Il y a un peu deux films en un dans Chats Perchés, celui sur M. Chat et l'autre sur Marker et l'actualité. Mais ces deux films n'existent que l'un par rapport à l'autre. Pourtant on pourrait légitimement se sentir plus attiré par la quête des chats que par le regard sur l'actualité, tant celle-ci peut paraître observée de manière un peu superficielle. Tant cette empathie de Marker pour les révoltes en kit des lycéens du 21/04 ou ces manifestations contre la guerre en Irak révèlent une position consensuelle et (trop) bien pensante (sans s'attarder sur la lourdeur de la partie sur Cantat). Mais, de ce Chats Perchés qui rappelle un peu Le Joli Mai, on est tenté de proposer une autre interprétation. L'actualité et les images que Marker en saisit se déroulent. Elles ne s'arrêtent pas ; à peine le temps de les resituer que Marker les ponctue d'une remarque souvent audacieuse, et puis le film passe à autre chose. Autre moment, sur la piste de M. Chat, l'enquête continue. Ce qui compte peut paraître alors davantage le facteur humain que l'instant, moins la prise de position ponctuelle que généralisée, le fait qu'il y ait encore des révoltes, qu'on descende dans la rue. Compte moins la cause que l'action, la justice que le mouvement, la solidarité. Au fond, ici les partis n'ont plus d'importance, l'engagement politique n'a plus de couleur parce que peut-être celles-ci sont trop délavées, et Marker en est parfaitement conscient. Ainsi, lorsque des intermittents entonnent une chanson populaire, Marker ne loupe pas les paroles et sursaute sur le mot « kommandantur ». C'est dans ces moments que Chats Perchés devient à l'image de son animal fétiche, qu'il apparaît comme l'œuvre d'un sage. Celle d'un homme ayant traversé les plus grands sursauts politiques du XXe siècle, un homme probablement déçu des idéaux et qui se tourne vers un certain humanisme, un homme de lettres et de langage capable de déstructurer ce qui se fond dans la masse. On accepte ou pas, mais la sagacité du cinéaste sait néanmoins souvent appuyer avec une gravité toujours optimiste là où ça fait mal.

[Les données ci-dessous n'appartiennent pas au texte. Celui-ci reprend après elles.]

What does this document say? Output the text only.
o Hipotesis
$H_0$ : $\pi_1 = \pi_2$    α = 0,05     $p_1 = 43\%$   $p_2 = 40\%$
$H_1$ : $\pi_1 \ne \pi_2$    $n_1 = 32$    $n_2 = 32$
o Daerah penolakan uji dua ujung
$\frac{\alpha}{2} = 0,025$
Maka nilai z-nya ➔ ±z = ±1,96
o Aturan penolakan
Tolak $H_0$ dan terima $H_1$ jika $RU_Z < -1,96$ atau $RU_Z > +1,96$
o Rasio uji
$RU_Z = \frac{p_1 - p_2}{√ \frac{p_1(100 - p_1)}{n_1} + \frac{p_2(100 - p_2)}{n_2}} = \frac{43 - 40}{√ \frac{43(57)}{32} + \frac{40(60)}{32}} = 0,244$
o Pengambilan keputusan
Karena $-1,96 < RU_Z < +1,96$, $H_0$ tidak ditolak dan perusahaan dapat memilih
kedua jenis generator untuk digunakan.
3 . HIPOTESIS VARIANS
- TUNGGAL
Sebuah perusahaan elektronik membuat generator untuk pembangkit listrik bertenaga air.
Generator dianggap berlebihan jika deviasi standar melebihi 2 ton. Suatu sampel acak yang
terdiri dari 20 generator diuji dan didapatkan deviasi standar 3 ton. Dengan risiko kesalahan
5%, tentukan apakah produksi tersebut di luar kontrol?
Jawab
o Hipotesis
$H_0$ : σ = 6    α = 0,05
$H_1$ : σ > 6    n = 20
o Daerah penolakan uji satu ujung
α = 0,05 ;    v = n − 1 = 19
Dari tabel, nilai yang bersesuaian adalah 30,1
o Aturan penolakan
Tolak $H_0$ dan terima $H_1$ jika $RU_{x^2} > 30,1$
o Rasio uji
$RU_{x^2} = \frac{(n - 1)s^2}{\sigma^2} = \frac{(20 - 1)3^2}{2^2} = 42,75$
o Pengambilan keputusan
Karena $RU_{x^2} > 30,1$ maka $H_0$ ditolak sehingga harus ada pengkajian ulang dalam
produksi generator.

Ne pas faire confiance aux images
Deux films en un c'est ainsi la nature un peu bicéphale de Chats Perchés, un film de Chris Marker et malgré lui d'un anonyme, « l'artiste » M. Chat. L'enquête autour du chat est la partie la plus passionnante du film parce que la plus troublante et qu'elle se défile. Progressivement la traque du personnage devient un véritable questionnement sur l'image entrant en corrélation avec la fluctuation de l'actualité. Le réel du chat (la preuve par l'image de son existence figurative) traverse la réalité du quotidien. L'un et l'autre deviennent liés. Petit à petit le doute s'installe, ce chat existe-t-il ? Marker a-t-il tout inventé ? A force de manier diverses preuves dont on doute de l'authenticité (Internet, les images des manifestants pour M. Chat), le film finit par bouleverser nos certitudes. S'agit-il d'une illusion ? Jusqu'à la disparition des chats, effacés par la mairie de Paris, on n'en finit pas de s'enfoncer dans une remise en perspective constante de la vision. Ce jeu sur le regard et l'effacement des preuves convoque de fait la nature superficielle de l'actualité, il nous demande presque de ne pas faire confiance aux images. Le parallèle d'une quête à l'autre (chat et actualité) montre presque l'impossibilité foncière d'apporter les images comme preuves tangibles du réel. Il faut l'écrire, en faire sa poésie ; il faut faire montage pour que les images donnent la différence et trouvent leur adresse afin d'être invitées à la réflexion.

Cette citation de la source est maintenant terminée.